7. Be a "doer" not a "talker"

    However, if you are going to come up with brilliant ideas (in the previous tip), be ready to follow up with concrete action. No one likes  to work with the person who comes up with a bunch of ideas or says "We should..." but expects other people to form a committee and run with their brilliant idea. If you really want to impress your boss, be ready and willing to implement your ideas using your own brainpower and elbow grease.

8. Take ownership of your position.

   One of my teachers in high school would hand out the instructions for a project, and give everyone a "C" if they only just followed the instructions. He said that was average effort--you only received an "A" if you went above and beyond. I hated that teacher at the time, but now I appreciate what he was trying to teach us. It is one thing to just fulfill the requirements of your job (average effort).

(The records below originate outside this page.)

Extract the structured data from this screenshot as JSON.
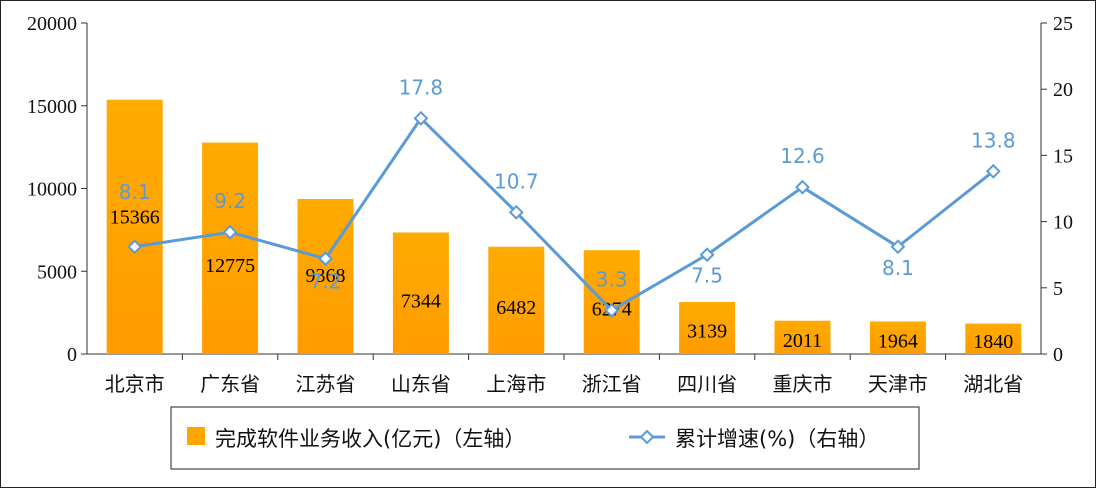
{
  "chart_data": {
    "type": "bar",
    "categories": [
      "北京市",
      "广东省",
      "江苏省",
      "山东省",
      "上海市",
      "浙江省",
      "四川省",
      "重庆市",
      "天津市",
      "湖北省"
    ],
    "series": [
      {
        "name": "完成软件业务收入(亿元)（左轴）",
        "type": "bar",
        "axis": "left",
        "color": "#ffa500",
        "values": [
          15366,
          12775,
          9368,
          7344,
          6482,
          6274,
          3139,
          2011,
          1964,
          1840
        ]
      },
      {
        "name": "累计增速(%)（右轴）",
        "type": "line",
        "axis": "right",
        "color": "#5b9bd5",
        "values": [
          8.1,
          9.2,
          7.2,
          17.8,
          10.7,
          3.3,
          7.5,
          12.6,
          8.1,
          13.8
        ]
      }
    ],
    "left_axis": {
      "ylim": [
        0,
        20000
      ],
      "ticks": [
        0,
        5000,
        10000,
        15000,
        20000
      ]
    },
    "right_axis": {
      "ylim": [
        0,
        25
      ],
      "ticks": [
        0,
        5,
        10,
        15,
        20,
        25
      ]
    },
    "grid": false,
    "legend_position": "bottom"
  }
}
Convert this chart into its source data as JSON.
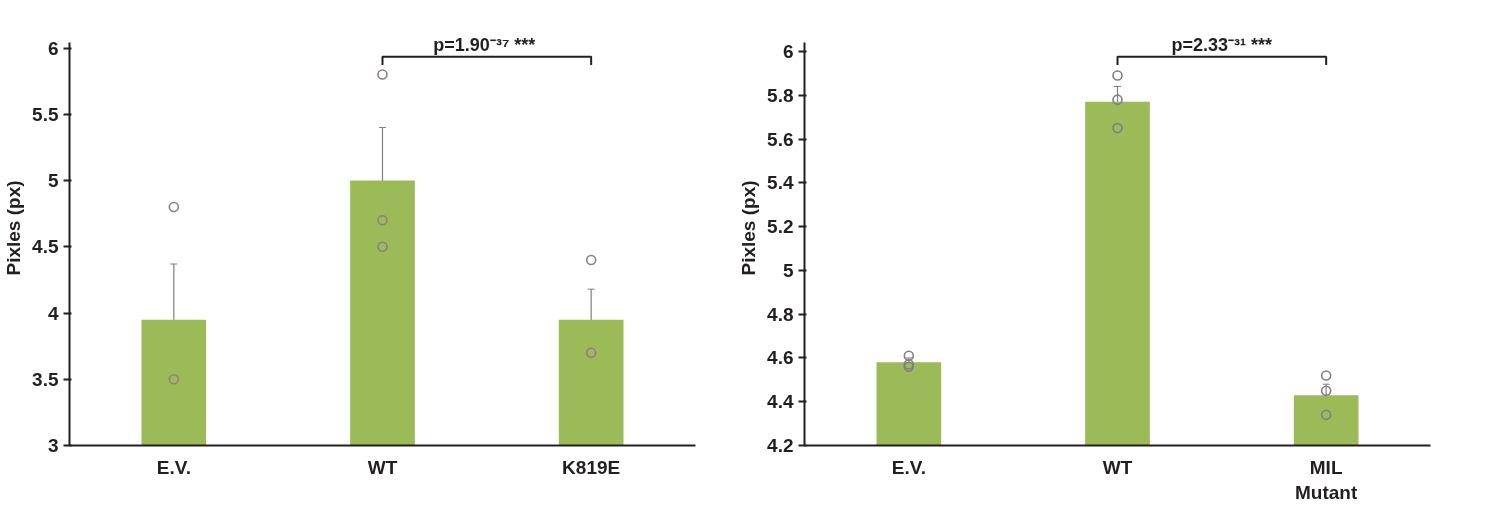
{
  "chart_data": [
    {
      "type": "bar",
      "ylabel": "Pixles (px)",
      "categories": [
        "E.V.",
        "WT",
        "K819E"
      ],
      "ylim": [
        3,
        6.04
      ],
      "yticks": [
        3,
        3.5,
        4,
        4.5,
        5,
        5.5,
        6
      ],
      "series": [
        {
          "color": "#9bbb59",
          "values": [
            3.95,
            5.0,
            3.95
          ],
          "errors": [
            0.42,
            0.4,
            0.23
          ]
        },
        {
          "type": "scatter",
          "color": "#8c8080",
          "marker": "circle",
          "x": [
            "E.V.",
            "E.V.",
            "WT",
            "WT",
            "WT",
            "K819E",
            "K819E"
          ],
          "values": [
            4.8,
            3.5,
            5.8,
            4.7,
            4.5,
            4.4,
            3.7
          ]
        }
      ],
      "annotations": [
        "p=1.90⁻³⁷  ***"
      ]
    },
    {
      "type": "bar",
      "ylabel": "Pixles (px)",
      "categories": [
        "E.V.",
        "WT",
        "MIL Mutant"
      ],
      "ylim": [
        4.2,
        6.04
      ],
      "yticks": [
        4.2,
        4.4,
        4.6,
        4.8,
        5,
        5.2,
        5.4,
        5.6,
        5.8,
        6
      ],
      "series": [
        {
          "color": "#9bbb59",
          "values": [
            4.58,
            5.77,
            4.43
          ],
          "errors": [
            0.02,
            0.07,
            0.05
          ]
        },
        {
          "type": "scatter",
          "color": "#808080",
          "marker": "circle",
          "x": [
            "E.V.",
            "E.V.",
            "E.V.",
            "WT",
            "WT",
            "WT",
            "MIL Mutant",
            "MIL Mutant",
            "MIL Mutant"
          ],
          "values": [
            4.61,
            4.57,
            4.56,
            5.89,
            5.78,
            5.65,
            4.52,
            4.45,
            4.34
          ]
        }
      ],
      "annotations": [
        "p=2.33⁻³¹ ***"
      ]
    }
  ]
}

But why not really make it your own and bring your talent and creativity into expanding your position? Wouldn't you be that much more proud of what you had accomplished? Try taking fifteen minutes a day to brainstorm new markets or projects that would benefit your position or company.

9. Continue your education.

    As you figure out what skills will help further you in your position, try to seek out resources to help you keep learning. Whether it be an online course, book, seminar, or You Tube tutorial, the more skills you can acquire, the more valuable of an asset you will be to your company.

10. Practice saying, "It's no big deal"

    Like I mentioned before, you will probably have a lot of things thrown at you at once. People will come in and out of your office demanding this or that, clients will change things at the last minute, and while you are working on ten other things, someone will lay another one on your desk...oh, and they need it done as soon as possible. You can either freak out, get your feathers ruffled and be upset, or you can choose to say "it's no big deal". I tend to stress out a lot, and every time someone would add to my workload, I felt overwhelmed. Honestly, there isn't much you can do to change these situations, though--people are always going to change things at the last minute or something is always going to go wrong. You can only choose your response, and let's face it, griping about it doesn't really help that much. Save it for when you have a bottle of wine and someone to listen to you vent! So grit your teeth and work through the situation--chances are your boss will note how cool you are under pressure.